Born in London in 1839, Mary Alice Smith showed aptitude for music from her early years and took lessons privately from William Sterndale Bennett and George Alexander Macfarren, publishing her first song in 1857. In November 1867, the year of her marriage to a lawyer, Frederick Meadows White, she was elected Female Professional Associate of the Royal Philharmonic Society.
Smith was a prolific composer of both large and small scale works. Among her compositions are four piano quartets, three string quartets, a clarinet sonata (1870), six concert overtures and two symphonies. Her first symphony, in C minor, was written at the age of 24 and performed by the Musical Society of London in 1863; the second, in A minor, was written for the Alexandra Palace competition of 1876, but was never submitted. Smith composed two large choral works with soloists: an operetta, Gisela of Rüdesheim which was performed in 1865 at the Fitzwilliam Music Society, Cambridge, and The Masque of Pandora (1875), for which the orchestration was never completed.

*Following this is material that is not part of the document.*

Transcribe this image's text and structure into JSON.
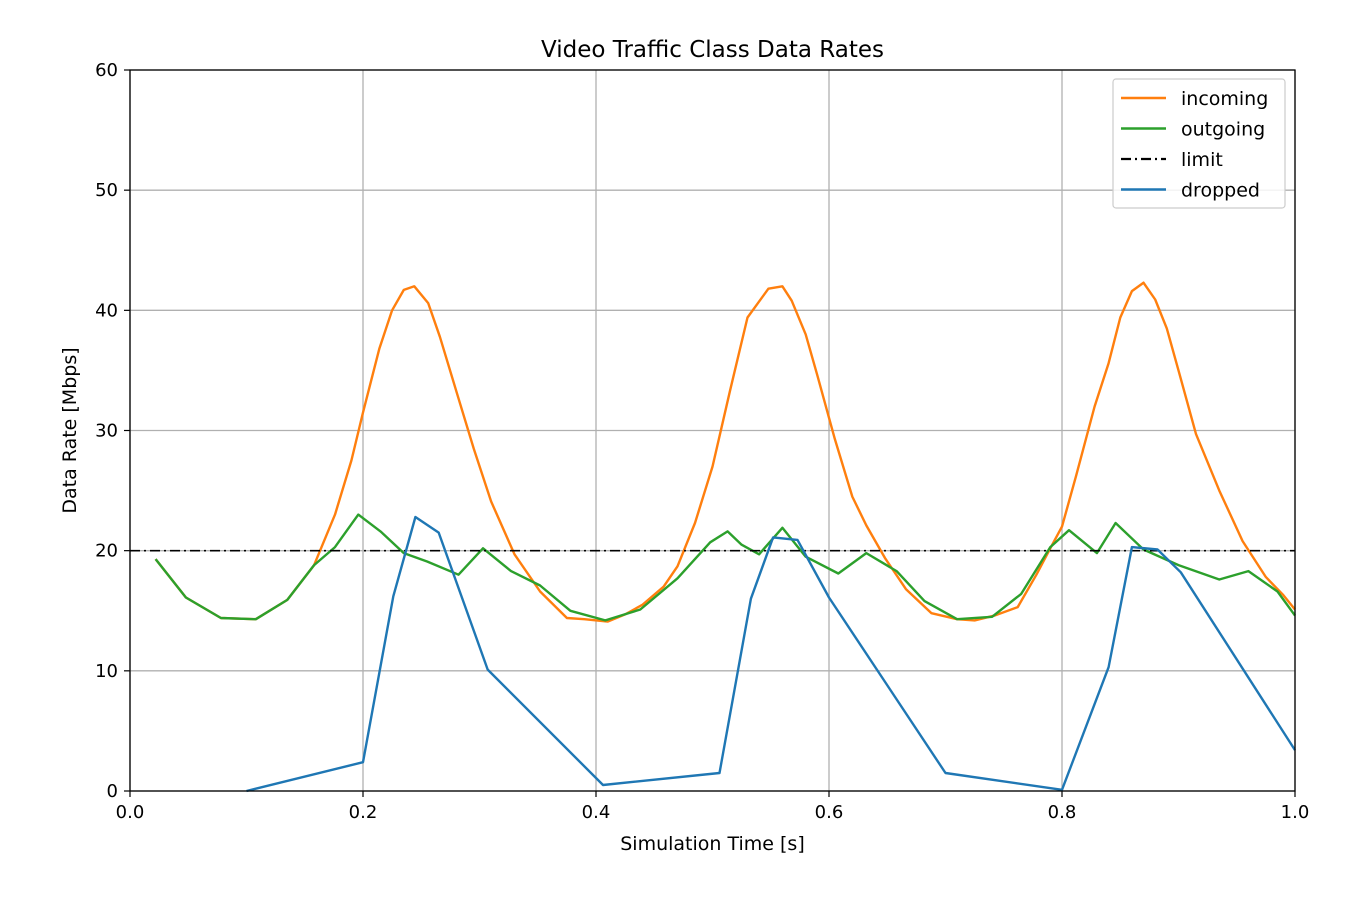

In 1880 she turned her attention towards writing large-scale cantatas. These included Ode to the North-East Wind for chorus and orchestra, Ode to The Passions (1882), her longest work, performed at the Hereford Festival in that year, and two cantatas for male voices in the last two years of her life. The Valley of Remorse, a setting of a poem by Louisa Sarah Bevington for chorus, soloists and orchestra, remained incomplete at her death, and is lost. Of her forty songs, her most popular work was the vocal duet "Maying".